In 1968 she and John swapped Tyehill Cottage just up the road from the larger Bates Green Farmhouse, where John’s mother who then was living alone as a widow. Carolyn & John who already had a son Stuart and daughter Julia, then at Bates Green had two further daughters Philippa and Vanessa, who continue to live at Bates Green with their families.
Once the children were older, Carolyn enrolled at a Garden Design course run by Brian Meldron, which inspired her to alter the garden at Bates Green, which had not changed since her father in law had purchased Bates Green in the 1920’s. She joined the Sussex Hardy Plant Society and over the years and became a self taught Plantswoman. This was achieved by extensive reading and visiting literally hundreds of gardens both in the South East and further afield. Her gift of having an encyclopaedic memory of plant names not only in English but Latin, was quickly respected by her peers.
Developing Bates Green Garden quickly become her passion, spending all her available time tending it, so with her colour sense and ‘green fingers’, meant changing plant combinations was an annual ritual!
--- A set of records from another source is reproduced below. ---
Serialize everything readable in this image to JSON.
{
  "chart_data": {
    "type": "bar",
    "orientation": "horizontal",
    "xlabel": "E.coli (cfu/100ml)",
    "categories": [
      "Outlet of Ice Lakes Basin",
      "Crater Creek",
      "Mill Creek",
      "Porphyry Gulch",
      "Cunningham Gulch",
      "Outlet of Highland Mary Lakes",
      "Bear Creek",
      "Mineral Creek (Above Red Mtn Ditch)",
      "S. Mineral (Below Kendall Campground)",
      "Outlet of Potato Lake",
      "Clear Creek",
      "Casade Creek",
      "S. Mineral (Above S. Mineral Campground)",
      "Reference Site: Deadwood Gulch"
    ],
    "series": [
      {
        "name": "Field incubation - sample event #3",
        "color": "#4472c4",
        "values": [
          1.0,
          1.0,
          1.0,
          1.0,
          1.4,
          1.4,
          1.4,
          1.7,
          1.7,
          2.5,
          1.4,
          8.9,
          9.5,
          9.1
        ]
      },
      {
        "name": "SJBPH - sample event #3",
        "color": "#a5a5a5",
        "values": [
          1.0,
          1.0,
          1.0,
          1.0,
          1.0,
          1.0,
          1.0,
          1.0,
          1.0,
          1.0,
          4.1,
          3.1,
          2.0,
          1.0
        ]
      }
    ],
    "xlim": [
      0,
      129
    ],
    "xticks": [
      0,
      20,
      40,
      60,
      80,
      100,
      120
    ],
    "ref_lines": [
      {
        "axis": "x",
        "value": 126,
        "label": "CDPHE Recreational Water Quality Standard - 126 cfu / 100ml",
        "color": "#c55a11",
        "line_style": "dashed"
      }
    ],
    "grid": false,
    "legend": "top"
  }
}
How true was her saying that she was an artist, using the garden as her canvas, aways searching for perfection but never quite achieving it!
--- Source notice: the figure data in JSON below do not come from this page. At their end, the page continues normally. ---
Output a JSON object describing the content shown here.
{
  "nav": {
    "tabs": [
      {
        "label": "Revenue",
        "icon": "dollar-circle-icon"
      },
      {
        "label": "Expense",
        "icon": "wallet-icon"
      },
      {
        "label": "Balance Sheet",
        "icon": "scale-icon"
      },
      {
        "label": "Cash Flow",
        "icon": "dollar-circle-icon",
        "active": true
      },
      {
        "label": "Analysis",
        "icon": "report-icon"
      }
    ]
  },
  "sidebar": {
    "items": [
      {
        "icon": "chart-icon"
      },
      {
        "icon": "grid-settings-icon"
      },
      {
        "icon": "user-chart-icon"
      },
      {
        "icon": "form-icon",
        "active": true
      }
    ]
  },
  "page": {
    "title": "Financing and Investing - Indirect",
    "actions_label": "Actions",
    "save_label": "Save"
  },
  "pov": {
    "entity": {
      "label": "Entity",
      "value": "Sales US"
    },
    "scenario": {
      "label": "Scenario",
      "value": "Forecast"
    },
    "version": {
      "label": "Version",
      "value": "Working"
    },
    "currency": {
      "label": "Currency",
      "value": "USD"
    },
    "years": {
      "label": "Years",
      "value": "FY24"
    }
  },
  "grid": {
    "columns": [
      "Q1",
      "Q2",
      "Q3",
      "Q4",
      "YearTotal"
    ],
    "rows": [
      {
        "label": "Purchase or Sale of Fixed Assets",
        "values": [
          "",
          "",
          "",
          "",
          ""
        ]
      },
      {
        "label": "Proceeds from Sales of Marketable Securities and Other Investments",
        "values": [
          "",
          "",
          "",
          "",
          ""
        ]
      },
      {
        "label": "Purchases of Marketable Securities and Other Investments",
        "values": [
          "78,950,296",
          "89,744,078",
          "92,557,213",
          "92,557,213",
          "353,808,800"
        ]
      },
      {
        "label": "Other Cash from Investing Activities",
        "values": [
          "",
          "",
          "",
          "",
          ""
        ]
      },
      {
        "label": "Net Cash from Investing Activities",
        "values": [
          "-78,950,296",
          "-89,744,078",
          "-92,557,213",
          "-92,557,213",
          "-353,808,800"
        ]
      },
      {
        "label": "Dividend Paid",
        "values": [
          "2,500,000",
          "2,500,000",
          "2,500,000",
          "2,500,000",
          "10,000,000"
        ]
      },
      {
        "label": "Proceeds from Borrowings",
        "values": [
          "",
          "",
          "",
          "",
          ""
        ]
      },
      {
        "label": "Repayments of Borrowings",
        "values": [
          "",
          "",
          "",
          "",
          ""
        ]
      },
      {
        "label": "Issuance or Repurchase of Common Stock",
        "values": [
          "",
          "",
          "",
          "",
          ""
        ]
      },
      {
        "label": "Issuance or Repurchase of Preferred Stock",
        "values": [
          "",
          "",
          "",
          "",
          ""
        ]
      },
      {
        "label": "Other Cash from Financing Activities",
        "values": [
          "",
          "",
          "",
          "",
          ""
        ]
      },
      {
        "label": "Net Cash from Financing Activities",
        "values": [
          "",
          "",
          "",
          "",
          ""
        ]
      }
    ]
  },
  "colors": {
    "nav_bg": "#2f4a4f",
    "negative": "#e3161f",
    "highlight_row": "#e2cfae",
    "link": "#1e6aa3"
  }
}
She enjoyed sharing her naturalistic style of gardening with other enthusiast gardeners, and revelled when she sourced many unusual plants including trees and shrubs, now thriving in her garden. Various gardening magazines featured her garden and she regularly opened for the NGS over a period of 27 years.
It was Carolyn’s idea to open Beatons Wood in 1972, when the bluebells were in flower to raise money for charity. Fifty years later it has raised £1,000,000 for over 80 local charities and is now nationally known. Her interests included being a long term member of the Concentus Choir, and in acknowledgement of all she did locally, there is a bespoke weathervane featuring her pushing a wheelbarrow through bluebells, which is mounted on the roof of the Arlington Village Hall.
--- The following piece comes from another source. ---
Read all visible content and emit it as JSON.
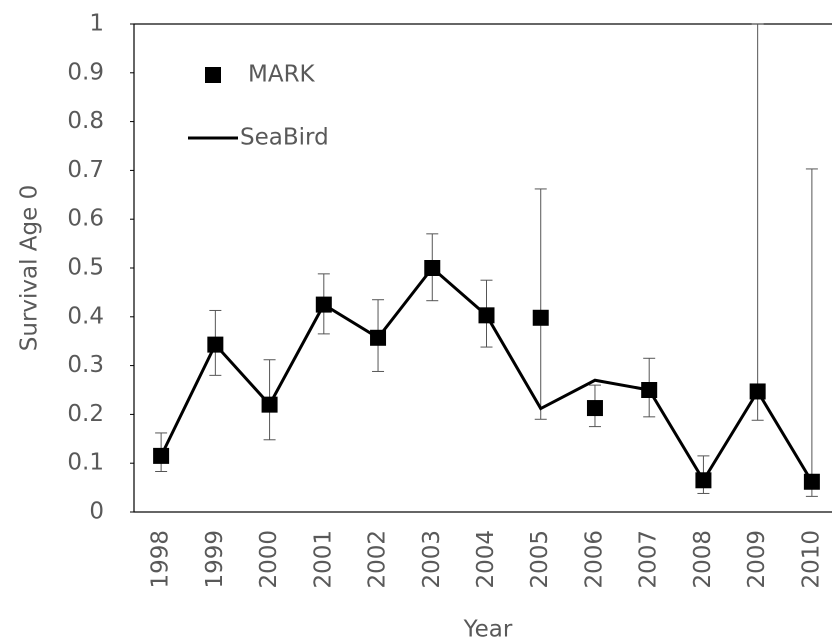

Sadly in 2011 she became unwell and was losing her energy, so she found it difficult to garden to her high standard, and then was diagnosed with cancer. It meant her much loved garden was deteriorating over this period, until Emma Reece who had been a WRAG student under Carolyn in 2001, came back and restored it back to its former glory. It is now a RHS Partner Garden, their third one in East Sussex.